Stein brings diaries of Dutch Jewish woman to life in Etty

Susan Stein chants a psalm on the bima at Temple Shalom while in character as Etty. (photo by Lee Chottiner)

Susan Stein chants a psalm on the bima at Temple Shalom while in character as Etty. (photo by Lee Chottiner)

Susan Stein has performed her one-woman play, Etty, at Yad Vashem in Israel and before the archbishop of Canterbury in England.

She has reprised it at high schools, religious sites and behind prison walls where inmates have given her unique feedback on the drama based on the actual diaries and letters of Dutch Holocaust victim Esther “Etty” Hillesum.

But the play took on a new meaning when Stein, a New York actress, reinserted a passage from one of Etty’s diaries, the one describing the day she registered with authorities in Nazi-occupied Holland as a Jew.

“Inside, the place is bathed in sunlight and [from] the classroom next door, we hear children singing,” Stein spoke Etty’s words during her January 28 performance at Temple Shalom. “It’s as if we come to a doctor’s consulting room, not a single voice is raised. A lady asks whether children below the age of 15 have to register as well. One of them says with a cheerful grin, ‘even if they’re just one hour old, ma’am.’”

Stein had previously removed that passage from the play, but she put it back, saying it has impact now, given President Donald Trump’s executive order barring entry to citizens of seven predominantly Muslim countries, and talk of a registry for Muslims living in the United States.

“I took that out, but boy!

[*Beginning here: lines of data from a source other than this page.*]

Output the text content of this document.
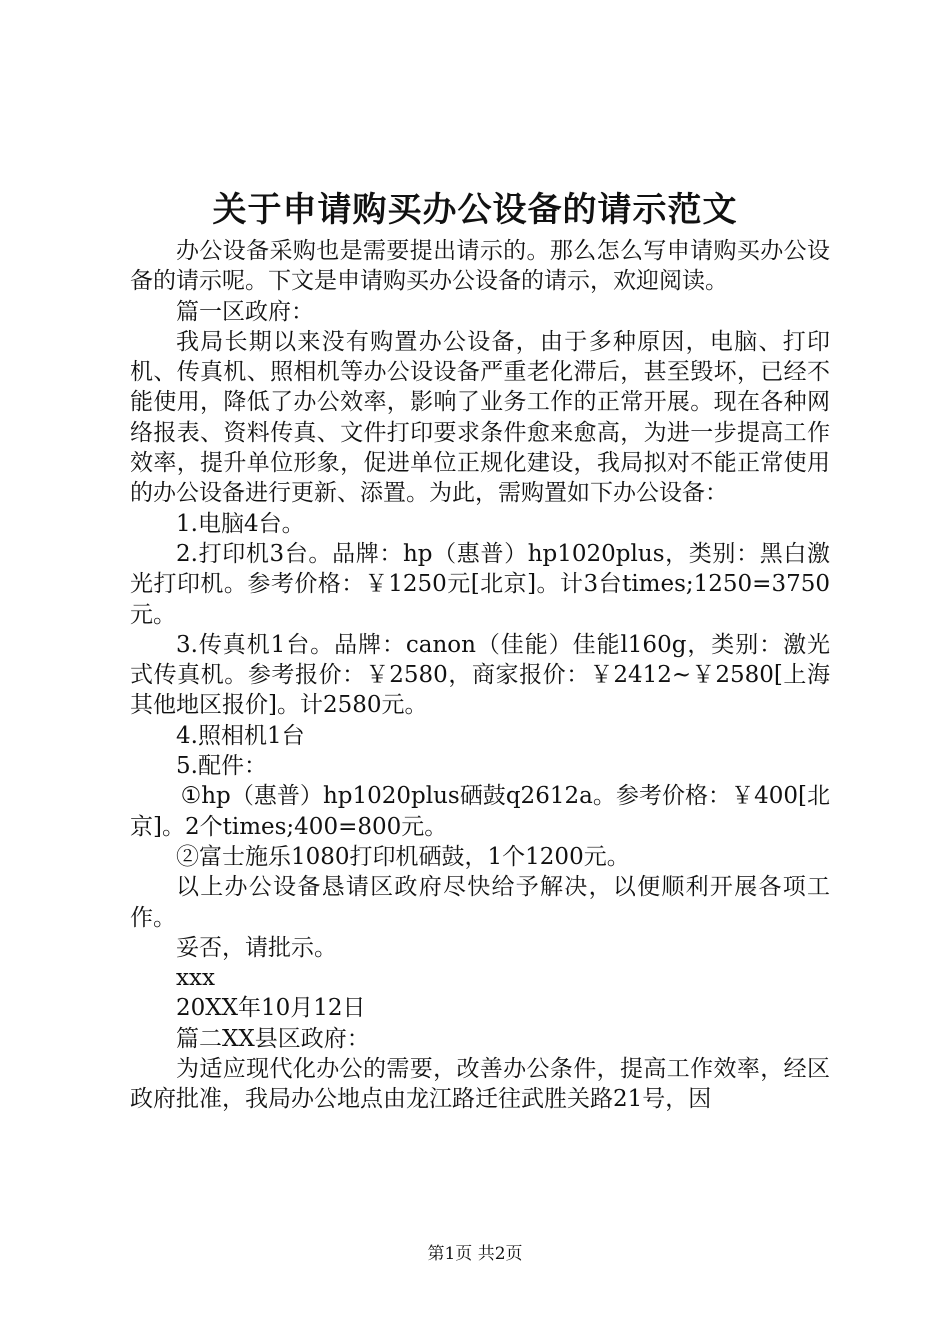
关于申请购买办公设备的请示范文

办公设备采购也是需要提出请示的。那么怎么写申请购买办公设备的请示呢。下文是申请购买办公设备的请示，欢迎阅读。

篇一区政府：

我局长期以来没有购置办公设备，由于多种原因，电脑、打印机、传真机、照相机等办公设设备严重老化滞后，甚至毁坏，已经不能使用，降低了办公效率，影响了业务工作的正常开展。现在各种网络报表、资料传真、文件打印要求条件愈来愈高，为进一步提高工作效率，提升单位形象，促进单位正规化建设，我局拟对不能正常使用的办公设备进行更新、添置。为此，需购置如下办公设备：

1.电脑4台。

2.打印机3台。品牌：hp（惠普）hp1020plus，类别：黑白激光打印机。参考价格：￥1250元[北京]。计3台times;1250=3750元。

3.传真机1台。品牌：canon（佳能）佳能l160g，类别：激光式传真机。参考报价：￥2580，商家报价：￥2412~￥2580[上海其他地区报价]。计2580元。

4.照相机1台

5.配件：

①hp（惠普）hp1020plus硒鼓q2612a。参考价格：￥400[北京]。2个times;400=800元。

②富士施乐1080打印机硒鼓，1个1200元。

以上办公设备恳请区政府尽快给予解决，以便顺利开展各项工作。

妥否，请批示。

xxx

20XX年10月12日

篇二XX县区政府：

为适应现代化办公的需要，改善办公条件，提高工作效率，经区政府批准，我局办公地点由龙江路迁往武胜关路21号，因

第1页 共2页
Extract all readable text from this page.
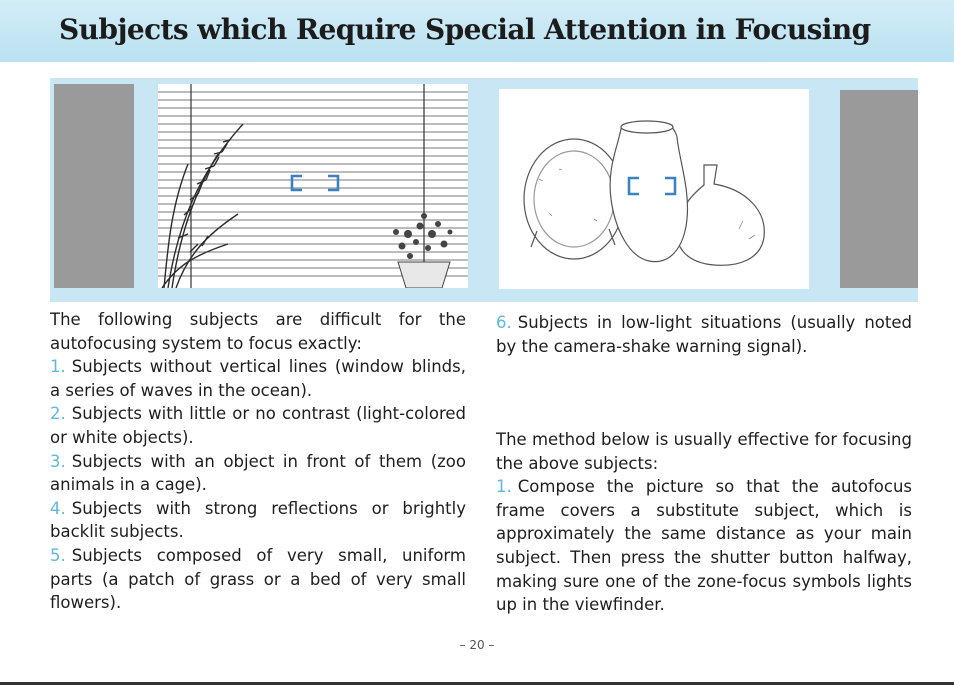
Subjects which Require Special Attention in Focusing

The following subjects are difficult for the autofocusing system to focus exactly:

1. Subjects without vertical lines (window blinds, a series of waves in the ocean).

2. Subjects with little or no contrast (light-colored or white objects).

3. Subjects with an object in front of them (zoo animals in a cage).

4. Subjects with strong reflections or brightly backlit subjects.

5. Subjects composed of very small, uniform parts (a patch of grass or a bed of very small flowers).

6. Subjects in low-light situations (usually noted by the camera-shake warning signal).

The method below is usually effective for focusing the above subjects:

1. Compose the picture so that the autofocus frame covers a substitute subject, which is approximately the same distance as your main subject. Then press the shutter button halfway, making sure one of the zone-focus symbols lights up in the viewfinder.

– 20 –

That feels incredibly timely,” she told her audience during a Q & A session after the play. “It has a resonance now.”

Stein was the Temple Shalom artist in residence last week. She performed Etty at the synagogue as well as Atherton, Louisville Male, and duPont Manual high schools and St. Francis Assisi Middle School.

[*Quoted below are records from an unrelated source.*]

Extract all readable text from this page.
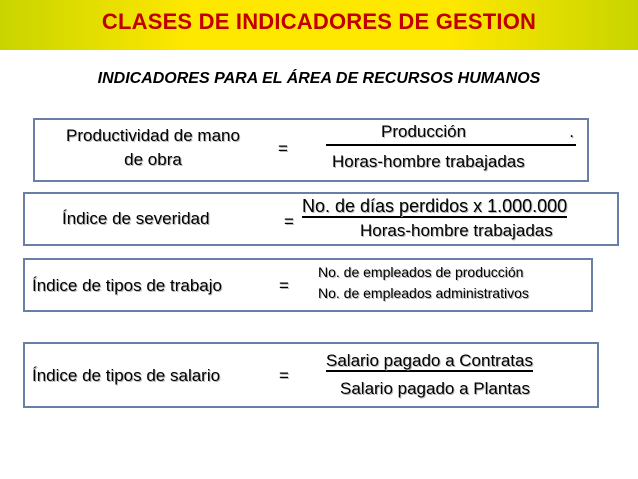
CLASES DE INDICADORES DE GESTION
INDICADORES PARA EL ÁREA DE RECURSOS HUMANOS
Productividad de mano
de obra
=
Producción	.
Horas-hombre trabajadas
Índice de severidad	=
No. de días perdidos x 1.000.000
Horas-hombre trabajadas
Índice de tipos de trabajo	=
No. de empleados de producción
No. de empleados administrativos
Índice de tipos de salario	=
Salario pagado a Contratas
Salario pagado a Plantas
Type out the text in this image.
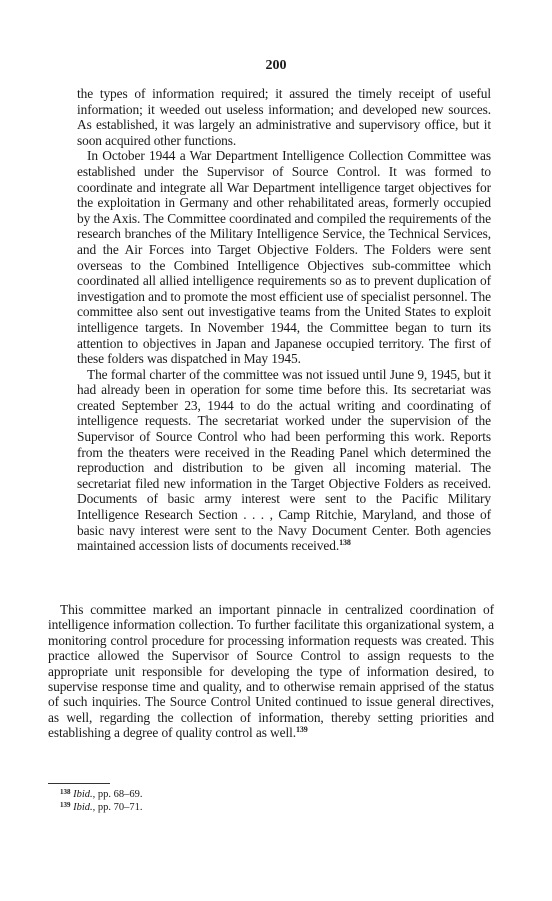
200

the types of information required; it assured the timely receipt of useful information; it weeded out useless information; and developed new sources. As established, it was largely an administrative and supervisory office, but it soon acquired other functions.

In October 1944 a War Department Intelligence Collection Committee was established under the Supervisor of Source Control. It was formed to coordinate and integrate all War Department intelligence target objectives for the exploitation in Germany and other rehabilitated areas, formerly occupied by the Axis. The Committee coordinated and compiled the requirements of the research branches of the Military Intelligence Service, the Technical Services, and the Air Forces into Target Objective Folders. The Folders were sent overseas to the Combined Intelligence Objectives sub-committee which coordinated all allied intelligence requirements so as to prevent duplication of investigation and to promote the most efficient use of specialist personnel. The committee also sent out investigative teams from the United States to exploit intelligence targets. In November 1944, the Committee began to turn its attention to objectives in Japan and Japanese occupied territory. The first of these folders was dispatched in May 1945.

The formal charter of the committee was not issued until June 9, 1945, but it had already been in operation for some time before this. Its secretariat was created September 23, 1944 to do the actual writing and coordinating of intelligence requests. The secretariat worked under the supervision of the Supervisor of Source Control who had been performing this work. Reports from the theaters were received in the Reading Panel which determined the reproduction and distribution to be given all incoming material. The secretariat filed new information in the Target Objective Folders as received. Documents of basic army interest were sent to the Pacific Military Intelligence Research Section . . . , Camp Ritchie, Maryland, and those of basic navy interest were sent to the Navy Document Center. Both agencies maintained accession lists of documents received.$^{138}$

This committee marked an important pinnacle in centralized coordination of intelligence information collection. To further facilitate this organizational system, a monitoring control procedure for processing information requests was created. This practice allowed the Supervisor of Source Control to assign requests to the appropriate unit responsible for developing the type of information desired, to supervise response time and quality, and to otherwise remain apprised of the status of such inquiries. The Source Control United continued to issue general directives, as well, regarding the collection of information, thereby setting priorities and establishing a degree of quality control as well.$^{139}$

$^{138}$ Ibid., pp. 68–69.

$^{139}$ Ibid., pp. 70–71.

The synagogue performance came one day after the 72nd anniversary of the liberation of Auschwitz, where Etty was murdered, and one day after hate-filled anti-Semitic voicemail messages were left at Temple Shalom and nearby Keneseth Israel Congregation.

Stein adopted Etty from her diaries after purchasing an abridged version of them at a yard sale for 50 cents. Directed by acclaimed actor, director, playwright Austin Pendleton (Fiddler on the RoofMy Cousin VinnyCatch-22), the play portrays the evolution of Etty’s feelings, religious beliefs and humanity, and the anti-Jewish decrees of the time.

Etty’s entries sometimes lurch from one extreme to another.

“Yesterday, I felt like screaming out loud, ‘I want a man, a man all to myself,’” Etty says. “What I really want is a man for life and to build something together. Actually, I want nothing of the kind.”

She writes about the grim scenes as cattle cars are boarded at Westerbork transit camp, where Etty worked as part of the Jewish Council. But she also writes, “I have learned to love Westerbork.”

Etty began writing her diaries in 1941 at age 27, at the urging of her therapist-turn-lover, Julius Spier. She filled several volumes by 1943 when she and her family were sent to Auschwitz.

In one entry, Etty states she will go only so far to save herself.

“I wouldn’t turn down an exemption on account of my enflamed kidneys or bladder, and I have been recommended for some sort of soft job at the Jewish Council,” Etty says. “Jewish Council, this strange agency in Amsterdam between Nazis and the Jews, has permission to hire 180 people, and the desperate are thronging there in droves, but that is as far as I am willing to go. Beyond that, I am not willing to pull any strings. Everyone who tries to save himself must realize that if he doesn’t go another must take his place.”

In other entries, she speaks directly to God.

“I’m not finished with you, God, not by a long shot, or with this world,” she says. “I shall simply lie down and try to be a prayer.”

As an actress, Stein is sometimes frustrated, not by what Etty writes, but by what she doesn’t write.

For instance, unlike Anne Frank, who wrote her diary from her Amsterdam hiding place, Etty refused to hide, even though her friends tried once to kidnap her. Yet she never wrote about the incident, leaving Stein, who speaks only Etty’s words, unsure how to communicate what happened.

After all the years Stein has spent with Etty’s diaries, bringing her words to life, she remains baffled by why the diarist isn’t better known. Her work wasn’t even published until 1981.

“We all know Anne Frank, but we don’t know this woman who says to God, ‘If you cannot help us, I shall have to help you, God.’” Stein said. “Why don’t we know her?”